In the real world, you might not be able to perform a good test before upgrading. You only learn about poor performance once you upgrade in production.
Does this scenario sound familiar? It’s what I’ve been thinking about recently as I have to deal with query performance issues after upgrading to SQL Server 2016.
Coming from SQL Server 2012, I know the new cardnality estimator added in 2014 is a major source of the problems I’m experiencing.

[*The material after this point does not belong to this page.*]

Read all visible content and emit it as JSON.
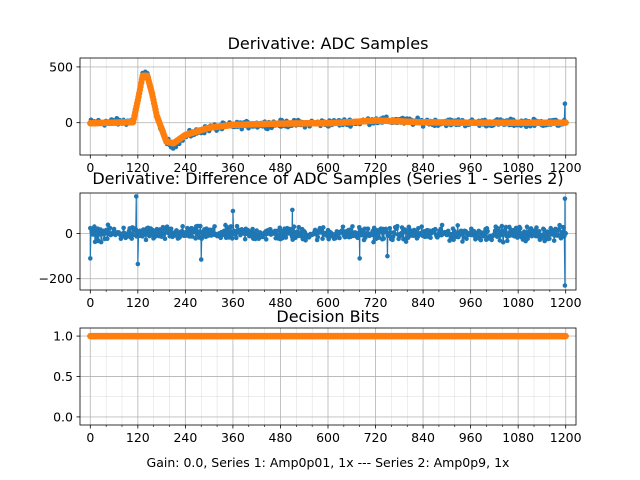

While the new cardinality estimator improves performance of some queries, it has also made made some of my queries take hours to run instead of seconds.
Long-term, the solution is to revisit these queries, their stats, and the execution plans being generated for them to see what can be rewritten for better performance.
But ain’t nobody got time for that (at least when facing performance crippling production issues).
Short-term, put a band-aid on to stop the bleeding.
I could change the compatibility mode of the database to revert back to SQL Server 2012 (before the new cardinality estimator was introduced), but then I miss out on being able to use all of the new SQL Server 2016 improvements just because a few queries are misbehaving.
I could enable trace flag 9481 to have my queries use the old cardinality estimator, however as a developer I probably don’t have access to play with trace flags (and for good reason).
Starting with 2016 SP1, what I can do is use the legacy cardinality estimator query hint:
OPTION (USE HINT ('FORCE_LEGACY_CARDINALITY_ESTIMATION'));
This hint is great because it doesn’t require developers to have any special permissions. It also allows SQL to use the old cardinality estimator for poor performing queries only – the rest of the server gets to benefit from the improvements brought on by the new cardinality estimator.
With time, I can revisit the queries that are using this hint to try to improve their performance, but in the mean time it’s a great way to fix regressed query performance due to the new cardinality estimator.